On the 100th anniversary of the battle the government of Belize declared 10 September a national holiday; the event is celebrated as St. George's Caye Day or National Day. Then in 1998 Belize issued three coins to commemorate the 200th anniversary of the battle. These consisted of a cupro-nickel $2, a 0.925 silver $10 and a 0.917 gold $100. The obverse features a three-masted sailing vessel from the national coat-of-arms. The reverse features HMS Merlin and two of the oar-powered flat boats.

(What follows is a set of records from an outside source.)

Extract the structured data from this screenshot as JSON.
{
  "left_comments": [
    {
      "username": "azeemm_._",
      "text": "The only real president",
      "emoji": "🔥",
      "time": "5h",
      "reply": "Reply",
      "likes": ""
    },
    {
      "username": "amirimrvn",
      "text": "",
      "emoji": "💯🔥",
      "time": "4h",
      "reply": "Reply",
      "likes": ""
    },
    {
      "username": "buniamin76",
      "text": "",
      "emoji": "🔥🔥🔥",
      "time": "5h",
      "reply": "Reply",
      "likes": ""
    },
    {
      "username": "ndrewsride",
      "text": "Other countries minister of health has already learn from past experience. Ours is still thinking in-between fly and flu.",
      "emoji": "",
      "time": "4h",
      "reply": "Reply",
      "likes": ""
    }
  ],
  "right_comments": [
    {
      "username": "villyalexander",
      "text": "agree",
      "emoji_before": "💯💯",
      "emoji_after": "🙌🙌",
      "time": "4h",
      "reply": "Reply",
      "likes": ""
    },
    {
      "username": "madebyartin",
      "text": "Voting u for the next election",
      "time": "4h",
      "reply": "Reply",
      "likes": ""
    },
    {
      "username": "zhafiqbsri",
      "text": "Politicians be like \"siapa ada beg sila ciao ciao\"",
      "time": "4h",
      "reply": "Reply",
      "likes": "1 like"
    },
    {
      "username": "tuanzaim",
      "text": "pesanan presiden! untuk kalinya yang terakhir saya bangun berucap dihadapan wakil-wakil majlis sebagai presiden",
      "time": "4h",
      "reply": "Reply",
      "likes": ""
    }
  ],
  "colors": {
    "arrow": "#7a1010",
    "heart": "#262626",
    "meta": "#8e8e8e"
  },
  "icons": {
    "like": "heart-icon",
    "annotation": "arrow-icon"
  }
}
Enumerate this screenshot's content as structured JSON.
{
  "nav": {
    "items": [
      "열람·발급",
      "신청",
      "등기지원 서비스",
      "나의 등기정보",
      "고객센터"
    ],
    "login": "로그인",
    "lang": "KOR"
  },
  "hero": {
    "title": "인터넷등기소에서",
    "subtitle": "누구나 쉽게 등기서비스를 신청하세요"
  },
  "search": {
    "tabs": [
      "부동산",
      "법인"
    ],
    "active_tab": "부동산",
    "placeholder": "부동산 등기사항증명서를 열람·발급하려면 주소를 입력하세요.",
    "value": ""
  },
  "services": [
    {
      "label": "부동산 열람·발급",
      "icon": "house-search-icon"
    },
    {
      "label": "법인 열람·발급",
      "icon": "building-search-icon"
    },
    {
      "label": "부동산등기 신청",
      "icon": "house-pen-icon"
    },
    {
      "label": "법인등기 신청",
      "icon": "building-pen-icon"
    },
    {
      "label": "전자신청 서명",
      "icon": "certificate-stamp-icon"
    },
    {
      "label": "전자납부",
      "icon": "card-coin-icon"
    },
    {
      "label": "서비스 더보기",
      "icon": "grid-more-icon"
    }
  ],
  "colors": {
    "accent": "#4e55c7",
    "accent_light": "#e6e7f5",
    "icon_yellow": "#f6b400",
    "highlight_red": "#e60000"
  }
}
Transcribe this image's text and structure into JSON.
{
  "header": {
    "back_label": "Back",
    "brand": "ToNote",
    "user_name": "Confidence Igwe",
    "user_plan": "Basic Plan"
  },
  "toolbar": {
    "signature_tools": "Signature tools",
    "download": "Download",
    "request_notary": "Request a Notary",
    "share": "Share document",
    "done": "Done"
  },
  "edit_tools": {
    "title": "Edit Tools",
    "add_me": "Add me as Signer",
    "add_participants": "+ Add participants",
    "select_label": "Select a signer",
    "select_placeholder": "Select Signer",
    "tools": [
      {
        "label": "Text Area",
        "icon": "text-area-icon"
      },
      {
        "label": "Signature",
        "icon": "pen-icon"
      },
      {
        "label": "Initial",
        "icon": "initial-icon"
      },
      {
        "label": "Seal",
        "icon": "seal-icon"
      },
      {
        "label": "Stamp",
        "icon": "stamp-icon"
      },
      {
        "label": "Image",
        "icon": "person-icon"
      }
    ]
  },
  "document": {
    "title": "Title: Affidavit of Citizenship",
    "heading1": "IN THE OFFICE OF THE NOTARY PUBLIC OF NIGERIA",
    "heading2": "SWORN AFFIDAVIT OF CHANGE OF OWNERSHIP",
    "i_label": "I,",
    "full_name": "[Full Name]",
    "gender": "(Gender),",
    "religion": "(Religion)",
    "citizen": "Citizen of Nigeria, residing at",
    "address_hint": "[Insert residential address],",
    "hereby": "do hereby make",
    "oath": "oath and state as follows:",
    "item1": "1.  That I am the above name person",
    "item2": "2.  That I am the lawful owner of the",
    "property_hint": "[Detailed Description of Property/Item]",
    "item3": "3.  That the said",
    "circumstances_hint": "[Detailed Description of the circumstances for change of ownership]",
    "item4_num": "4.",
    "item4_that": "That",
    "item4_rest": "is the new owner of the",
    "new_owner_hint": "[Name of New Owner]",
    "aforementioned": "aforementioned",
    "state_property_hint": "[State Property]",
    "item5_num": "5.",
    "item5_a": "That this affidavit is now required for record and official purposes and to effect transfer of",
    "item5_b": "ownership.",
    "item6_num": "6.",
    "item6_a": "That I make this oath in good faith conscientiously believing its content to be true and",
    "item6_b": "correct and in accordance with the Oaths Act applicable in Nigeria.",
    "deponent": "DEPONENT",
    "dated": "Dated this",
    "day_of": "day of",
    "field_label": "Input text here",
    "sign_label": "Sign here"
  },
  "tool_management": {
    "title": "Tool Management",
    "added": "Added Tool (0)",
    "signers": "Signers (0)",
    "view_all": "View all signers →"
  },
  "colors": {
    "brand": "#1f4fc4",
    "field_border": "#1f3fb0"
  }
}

Retracing the Celebrations[edit]

There are many Belizeans, (from a large cross section of the society, including professors, teachers, government workers, organization leaders, etc.), who do not have an evidence-based understanding of the Battle of St. George's Cay and the development of the traditional celebration.[4] Some people today are still questioning whether there was ever such a battle. The anniversary of the battle is a national holiday in Belize and is celebrated by some Belizeans to commemorate the "first Belizeans" and their defence of the territory.[5] This accounting of history is undermined by the Maya's status as the first peoples to establish a thriving civilization in what is now Belize. Also important is that the accounts of the battle make no mention of the involvement of indigenous peoples -the actual first Belizeans with ancestral claims to the area. Instead, the battle over territorial rights is said to have been fought between two European groups, the Spanish and the British Baymen, who fought to colonize the area and to control and exploit its people and natural resources.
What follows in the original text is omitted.